NEW YORK -- The NFL agreed Monday to $8 billion in contract extensions with Fox and CBS to televise Sunday afternoon games for six more years, deals that would also allow the league to show better matchups late in the season in prime time.
The current eight-year contract, which expires after the 2005 season, was worth $17.2 billion, including the Sunday night (on ESPN) and Monday night (on ABC) packages. The extensions will run through 2011 and represent a 25 percent increase in rights fees.
The league still is in talks for the prime-time packages. The exclusive negotiating period for ABC/ESPN extends for nearly another year.
The deals give the NFL the option to move seven late-season games from Sunday to Monday night to feature more attractive matchups, according to an official within the league who spoke to The Associated Press on condition of anonymity.
The NFL also can develop late-season prime-time satellite or cable packages of eight games, which would be televised on Thursdays and Saturdays. Or the league could take those eight games and show them regionally in prime-time telecasts on Sundays and Mondays.
"We got some protections," Fox Sports chairman David Hill said. "The last several weeks of the season, the NFL has the right to pull a game for Monday Night Football and we're still in conversation on (details)."
DirecTV also extended its deal with the league through 2010 for the Sunday Ticket package. The satellite distributor will pay $3.5 billion for the five-year extension.
Fox will pay $4.3 billion, or $712.5 million per year for the NFC games, the source said, while CBS will pay $3.7 billion, or $622.5 million a year. In the current deal, Fox is paying $550 million a year and CBS is paying $500 million.
"We're extremely excited to have a new six-year deal with NFL," CBS co-president Leslie Moonves said. "This happened ahead of when we thought it would happen, but we are thrilled with the deal we made.
"We made money on the last deal and will make even more on this deal."
CBS continues to televise AFC games, a package it acquired in 1998. CBS handled NFL games from 1956 through the 1970 merger, then took over the NFC until 1993, when Fox outbid CBS for that package. CBS then outbid NBC for the AFC games.
Commissioner Paul Tagliabue said there will be no changes in the traditional Sunday afternoon kickoff times for regular-season games.
Each network gets two Super Bowls during the contract period. CBS will do the game on Feb. 4, 2007, and Fox will handle the game a year later. The other Super Bowls for the networks will be assigned later.
The agreements also include a commitment by CBS and Fox to phase in high-definition coverage for all games and introduce new interactive elements to NFL game telecasts.
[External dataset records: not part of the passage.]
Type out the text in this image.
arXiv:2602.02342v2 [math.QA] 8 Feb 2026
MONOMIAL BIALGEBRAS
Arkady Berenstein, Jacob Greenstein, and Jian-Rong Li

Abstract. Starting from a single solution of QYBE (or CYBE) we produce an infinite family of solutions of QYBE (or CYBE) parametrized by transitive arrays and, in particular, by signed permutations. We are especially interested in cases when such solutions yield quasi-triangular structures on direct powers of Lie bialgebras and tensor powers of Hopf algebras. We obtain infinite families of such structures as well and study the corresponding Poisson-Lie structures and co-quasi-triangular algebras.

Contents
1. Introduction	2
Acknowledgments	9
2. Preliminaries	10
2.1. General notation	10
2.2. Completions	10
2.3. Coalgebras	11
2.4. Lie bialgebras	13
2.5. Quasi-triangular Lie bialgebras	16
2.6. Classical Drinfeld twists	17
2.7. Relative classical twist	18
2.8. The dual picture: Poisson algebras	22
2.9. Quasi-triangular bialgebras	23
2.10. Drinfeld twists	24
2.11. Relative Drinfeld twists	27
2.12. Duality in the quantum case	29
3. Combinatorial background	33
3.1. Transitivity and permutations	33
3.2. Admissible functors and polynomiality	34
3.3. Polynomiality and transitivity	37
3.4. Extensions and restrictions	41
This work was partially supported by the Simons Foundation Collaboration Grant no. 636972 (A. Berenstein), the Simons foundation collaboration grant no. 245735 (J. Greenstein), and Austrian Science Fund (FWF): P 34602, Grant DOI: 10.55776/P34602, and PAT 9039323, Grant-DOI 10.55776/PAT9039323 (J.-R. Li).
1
DirecTV televises via satellite every Sunday afternoon regular-season game to markets that otherwise would be blacked out of those games.
"Our DirecTV partnership complements and supports our broadcast television packages," Tagliabue said. "This new agreement expands our joint commitment to the ongoing development of innovative ways for fans to enjoy the NFL."
In addition to some interactive services, DirecTV will institute a separate "Red Zone" channel devoted to taking viewers from game to game when a team is inside an opponent's 20-yard line and poised to score.